Однако, в перерывах между балами и скачками, Николай Игнатьев наладил активный сбор разведывательной информации. Даже слишком активный: в 1857 году он украл у англичан образец новейшего унитарного патрона для винтовки. На тот момент это была самая передовая и сложная разработка для вооружения сухопутных войск.
Атташе поступил как настоящий шпион: вынес патрон из Лондонского арсенала прямо в рукаве своего полковничьего мундира.

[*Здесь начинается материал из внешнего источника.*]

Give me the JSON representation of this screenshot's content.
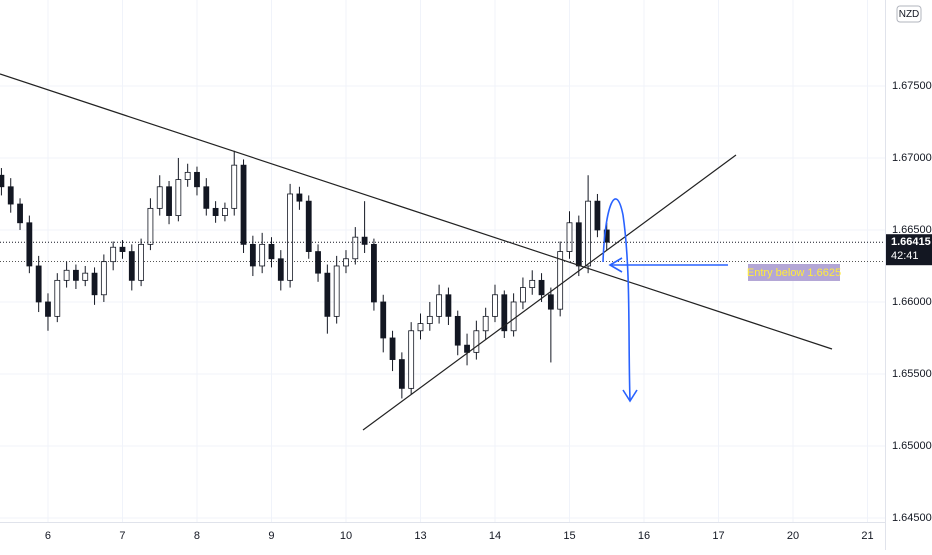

Англичане Игнатьева за руку не поймали, но намекнули, что юный атташе слишком активен. Царь, соблюдая дипломатический политес, отозвал своего крестника в Петербург. Да и самому Игнатьеву явно наскучил «мрачный, туманный и душный» Лондон, как он характеризовал этот город в письмах к родным, противопоставляя британской столице понравившийся ему «постоянно весёлый Париж».
В России Николай Игнатьев произвёл на царя впечатление своими аналитическими докладами об азиатской политике Британской империи, которая тогда завоевала всю современную Индию с Пакистаном и начала колониальные походы в Иран и Афганистан. Российскую империю беспокоила возможность проникновения Британской империи в Среднюю Азию, вплотную к русским границам. И Александр II весной 1858 года направил полковника Игнатьева главой посольства в Хивинское ханство и Бухарский эмират.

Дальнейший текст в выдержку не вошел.